Die Wahrheit: Der Berliner Berg ruft
Man muss etwas tun, was sich bisher noch kein Bergsteiger getraut hat. Ich beschließe, die zehn höchsten Berge Berlins zu bezwingen.
B ergsteiger haben einen Knall. Sie suchen nach immer neuen Rekorden, unter ihnen herrschen Eifersüchteleien, Streit und Verleumdungen. Aber sie verdienen eine Menge Geld mit ihrer Kletterei. Wer jedoch heute davon leben wolle, sagte Bergsteiger Christian Stangl dem Spiegel, „für den zählt nur noch der Superlativ.“
Das bringt mich auf eine Idee. Man muss etwas tun, was sich bisher noch kein Bergsteiger getraut hat. Mein Heimaturlaub in Berlin ist eine gute Gelegenheit dafür. Ich beschließe, innerhalb einer Woche die zehn höchsten Berge der deutschen Hauptstadt zu bezwingen. Zum Warmmachen suche ich mir einen Sechstausender aus – den Kreuzberg. Er ist 6.610 Zentimeter hoch.
Zwar ist er damit nur die Nummer 36 unter den höchsten Bergen, doch von unten sieht er recht mächtig aus. Ich will die Nordwand erklimmen und schlage mein Basislager am Wasserfall auf. Am nächsten Morgen ruft der Berg. Oder ist es der Biergarten Golgatha auf dem Gipfel? Das Gelände ist steil, mein Weg führt durch die felsige Wolfsschlucht. Nach einer halben Stunde ist es geschafft. Ich bin bereit für größere Aufgaben.
Die Nummern neun und zehn – Deponie Wannsee und Deponie Arkenberge – lasse ich weg. Wer will schon auf eine Müllhalde klettern? Ich fange lieber mit meinem ersten Zehntausender an, dem Kienberg in Marzahn, 10.220 Zentimeter hoch. Aber ich finde ihn nicht, die Sicht ist durch die DDR-Hochhausplattenbauten versperrt. Ich kann meine Zeit nicht mit dem Suchen von Bergen verplempern und kürze die Sache ab. Ich nehme gleich den König der Berliner Berge in Angriff: den Teufelsberg, 12.010 Zentimeter hoch.

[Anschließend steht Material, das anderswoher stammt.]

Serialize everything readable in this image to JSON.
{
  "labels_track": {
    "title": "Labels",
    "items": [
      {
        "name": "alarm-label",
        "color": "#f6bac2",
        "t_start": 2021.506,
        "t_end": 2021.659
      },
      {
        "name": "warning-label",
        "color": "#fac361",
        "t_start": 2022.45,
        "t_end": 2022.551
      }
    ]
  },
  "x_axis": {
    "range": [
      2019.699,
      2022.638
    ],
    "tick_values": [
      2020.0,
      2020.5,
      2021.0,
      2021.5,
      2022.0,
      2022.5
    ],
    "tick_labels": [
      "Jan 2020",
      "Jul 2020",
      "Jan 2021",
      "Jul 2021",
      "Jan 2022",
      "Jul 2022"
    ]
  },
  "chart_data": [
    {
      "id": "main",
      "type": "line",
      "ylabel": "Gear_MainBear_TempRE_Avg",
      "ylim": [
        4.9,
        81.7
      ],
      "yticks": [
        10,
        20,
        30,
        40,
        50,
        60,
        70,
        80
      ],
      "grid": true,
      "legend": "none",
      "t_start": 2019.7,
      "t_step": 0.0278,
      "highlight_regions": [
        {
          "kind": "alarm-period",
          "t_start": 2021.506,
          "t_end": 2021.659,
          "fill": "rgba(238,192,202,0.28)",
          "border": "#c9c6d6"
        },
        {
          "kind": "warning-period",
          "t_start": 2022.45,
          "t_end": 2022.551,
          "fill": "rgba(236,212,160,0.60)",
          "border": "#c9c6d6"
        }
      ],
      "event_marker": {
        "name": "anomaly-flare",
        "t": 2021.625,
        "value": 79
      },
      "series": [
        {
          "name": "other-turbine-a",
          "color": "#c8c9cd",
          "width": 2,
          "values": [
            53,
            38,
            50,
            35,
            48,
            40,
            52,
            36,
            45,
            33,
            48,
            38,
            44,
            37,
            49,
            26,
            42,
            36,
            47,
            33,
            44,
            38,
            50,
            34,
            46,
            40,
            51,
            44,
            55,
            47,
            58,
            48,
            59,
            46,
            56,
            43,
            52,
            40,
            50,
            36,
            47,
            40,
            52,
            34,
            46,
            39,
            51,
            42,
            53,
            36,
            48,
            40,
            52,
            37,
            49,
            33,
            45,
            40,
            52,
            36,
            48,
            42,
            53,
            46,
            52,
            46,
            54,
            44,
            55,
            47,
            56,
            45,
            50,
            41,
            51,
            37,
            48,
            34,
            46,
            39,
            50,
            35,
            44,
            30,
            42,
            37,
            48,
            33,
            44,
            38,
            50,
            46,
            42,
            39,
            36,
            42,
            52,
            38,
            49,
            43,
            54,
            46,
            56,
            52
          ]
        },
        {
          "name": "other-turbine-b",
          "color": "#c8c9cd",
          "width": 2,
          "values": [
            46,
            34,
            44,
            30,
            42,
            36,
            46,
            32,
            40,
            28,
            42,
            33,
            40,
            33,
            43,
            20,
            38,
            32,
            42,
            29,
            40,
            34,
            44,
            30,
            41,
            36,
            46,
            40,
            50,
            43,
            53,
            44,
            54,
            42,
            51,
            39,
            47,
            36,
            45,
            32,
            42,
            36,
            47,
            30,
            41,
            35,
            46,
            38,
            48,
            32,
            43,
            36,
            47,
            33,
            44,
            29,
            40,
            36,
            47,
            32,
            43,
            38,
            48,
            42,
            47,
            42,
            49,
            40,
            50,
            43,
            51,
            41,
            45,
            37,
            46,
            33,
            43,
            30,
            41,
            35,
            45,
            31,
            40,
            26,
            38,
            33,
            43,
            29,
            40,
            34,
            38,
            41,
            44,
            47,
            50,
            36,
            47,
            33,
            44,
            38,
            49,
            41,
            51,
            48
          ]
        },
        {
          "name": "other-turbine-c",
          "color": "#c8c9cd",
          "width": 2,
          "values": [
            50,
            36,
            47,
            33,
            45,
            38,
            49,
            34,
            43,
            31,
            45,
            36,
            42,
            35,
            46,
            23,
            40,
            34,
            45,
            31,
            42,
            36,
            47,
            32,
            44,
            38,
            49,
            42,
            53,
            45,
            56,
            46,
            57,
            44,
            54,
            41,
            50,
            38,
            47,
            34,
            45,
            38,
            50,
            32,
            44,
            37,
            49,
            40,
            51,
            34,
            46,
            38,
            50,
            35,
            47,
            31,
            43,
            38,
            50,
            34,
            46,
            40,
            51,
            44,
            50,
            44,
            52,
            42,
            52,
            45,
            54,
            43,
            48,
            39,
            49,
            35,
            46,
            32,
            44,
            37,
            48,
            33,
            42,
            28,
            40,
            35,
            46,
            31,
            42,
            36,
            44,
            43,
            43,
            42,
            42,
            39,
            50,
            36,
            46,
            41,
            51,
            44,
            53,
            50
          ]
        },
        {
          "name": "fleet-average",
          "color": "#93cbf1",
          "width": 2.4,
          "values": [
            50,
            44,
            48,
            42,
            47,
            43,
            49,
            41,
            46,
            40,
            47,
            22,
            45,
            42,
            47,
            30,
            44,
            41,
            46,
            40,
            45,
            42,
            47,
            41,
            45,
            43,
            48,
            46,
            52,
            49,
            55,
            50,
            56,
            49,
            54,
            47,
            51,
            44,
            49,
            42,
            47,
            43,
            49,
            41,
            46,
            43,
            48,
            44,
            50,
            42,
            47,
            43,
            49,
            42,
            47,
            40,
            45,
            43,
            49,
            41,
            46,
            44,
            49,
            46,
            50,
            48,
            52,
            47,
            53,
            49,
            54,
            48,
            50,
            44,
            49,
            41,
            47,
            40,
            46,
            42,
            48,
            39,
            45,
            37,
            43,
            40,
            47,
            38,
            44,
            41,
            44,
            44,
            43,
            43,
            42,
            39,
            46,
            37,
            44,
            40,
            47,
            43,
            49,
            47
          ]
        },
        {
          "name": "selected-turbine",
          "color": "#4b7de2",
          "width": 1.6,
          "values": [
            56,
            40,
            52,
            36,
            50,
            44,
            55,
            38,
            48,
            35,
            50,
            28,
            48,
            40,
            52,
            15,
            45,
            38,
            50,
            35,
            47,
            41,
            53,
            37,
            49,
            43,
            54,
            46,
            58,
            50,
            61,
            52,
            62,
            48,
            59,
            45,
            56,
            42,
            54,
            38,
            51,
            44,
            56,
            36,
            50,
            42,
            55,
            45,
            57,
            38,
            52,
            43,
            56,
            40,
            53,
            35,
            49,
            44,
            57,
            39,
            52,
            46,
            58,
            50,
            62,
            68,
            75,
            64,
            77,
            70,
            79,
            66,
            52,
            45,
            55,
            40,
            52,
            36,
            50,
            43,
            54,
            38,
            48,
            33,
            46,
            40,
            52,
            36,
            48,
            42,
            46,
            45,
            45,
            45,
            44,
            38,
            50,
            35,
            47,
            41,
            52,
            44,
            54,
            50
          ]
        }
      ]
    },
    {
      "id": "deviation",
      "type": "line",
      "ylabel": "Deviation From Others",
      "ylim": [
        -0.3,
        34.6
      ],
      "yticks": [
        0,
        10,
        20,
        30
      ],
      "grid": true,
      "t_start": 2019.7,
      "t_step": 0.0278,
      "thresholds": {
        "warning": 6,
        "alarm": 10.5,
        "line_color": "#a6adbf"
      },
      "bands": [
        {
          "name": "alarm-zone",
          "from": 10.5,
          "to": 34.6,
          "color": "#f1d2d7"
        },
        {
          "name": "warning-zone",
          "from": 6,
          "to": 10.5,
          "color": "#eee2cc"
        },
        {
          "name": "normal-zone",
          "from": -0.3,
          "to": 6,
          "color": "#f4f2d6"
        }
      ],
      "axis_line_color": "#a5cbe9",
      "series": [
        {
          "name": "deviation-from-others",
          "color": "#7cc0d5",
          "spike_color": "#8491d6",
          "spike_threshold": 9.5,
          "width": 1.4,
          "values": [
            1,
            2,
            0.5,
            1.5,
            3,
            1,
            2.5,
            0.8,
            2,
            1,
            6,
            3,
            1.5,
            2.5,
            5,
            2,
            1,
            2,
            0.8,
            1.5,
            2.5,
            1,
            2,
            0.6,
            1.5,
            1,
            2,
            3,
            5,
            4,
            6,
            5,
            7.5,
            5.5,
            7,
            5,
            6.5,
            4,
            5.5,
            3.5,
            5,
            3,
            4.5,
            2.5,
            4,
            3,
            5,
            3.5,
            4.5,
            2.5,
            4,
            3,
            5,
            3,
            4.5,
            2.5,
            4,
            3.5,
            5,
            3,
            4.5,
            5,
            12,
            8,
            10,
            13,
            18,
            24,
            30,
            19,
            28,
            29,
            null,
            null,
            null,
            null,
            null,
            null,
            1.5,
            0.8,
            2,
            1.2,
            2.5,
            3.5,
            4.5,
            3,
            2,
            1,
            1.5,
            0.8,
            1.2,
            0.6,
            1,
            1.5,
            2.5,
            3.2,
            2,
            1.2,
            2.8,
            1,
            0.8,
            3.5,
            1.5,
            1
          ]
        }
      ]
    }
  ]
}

Die Sache ist riskant, das ist mir klar. Kurz vor dem Gipfel setzen bei mir Kopfweh und Übelkeit ein – erste Anzeichen für die Bergkrankheit, wie ich bei meiner intensiven Vorbereitung gelernt habe. Der Mediziner Oswald Oelz, der Reinhold Messner bei dessen erster Tour zum Mount Everest ohne Sauerstoffgerät begleitet hat, erzählte dem Spiegel: „Zunächst einmal kommt der Körper in Stress, weil er mit niedrigem Sauerstoffdruck konfrontiert wird und sich anpassen muss. Er fängt an zu hyperventilieren, atmet schneller und versucht, das Sauerstoffdefizit zu kompensieren. Steigt man zu schnell auf, kann sich der Mensch nicht genügend an die neue Höhe und den Sauerstoffmangel gewöhnen.“
Ich mache vorsichtshalber eine Pause. Nach zwei Stunden geht es weiter, die letzten 2.000 Zentimeter bewältige ich ohne Probleme und hisse eine kleine irische Fahne auf dem Gipfel.
Die Bayern mögen lästern, da ihre Berge etwas höher sind. Aber diese Berge waren einfach da. Wir Berliner mussten sie uns erst bauen. Von den zehn höchsten Hauptstadtbergen sind sechs künstlich.
Sponsoren habe ich leider nicht gefunden, aber immerhin winkt mir ein lukrativer Buchvertrag. Vermutlich wird meine Expedition später sogar verfilmt – von Steven Spielberg, schon wegen seines Namens. Ingmar Bergman ist ja bereits tot. Messner, Stangl, Edmund Hillary und Luis Trenker können einpacken.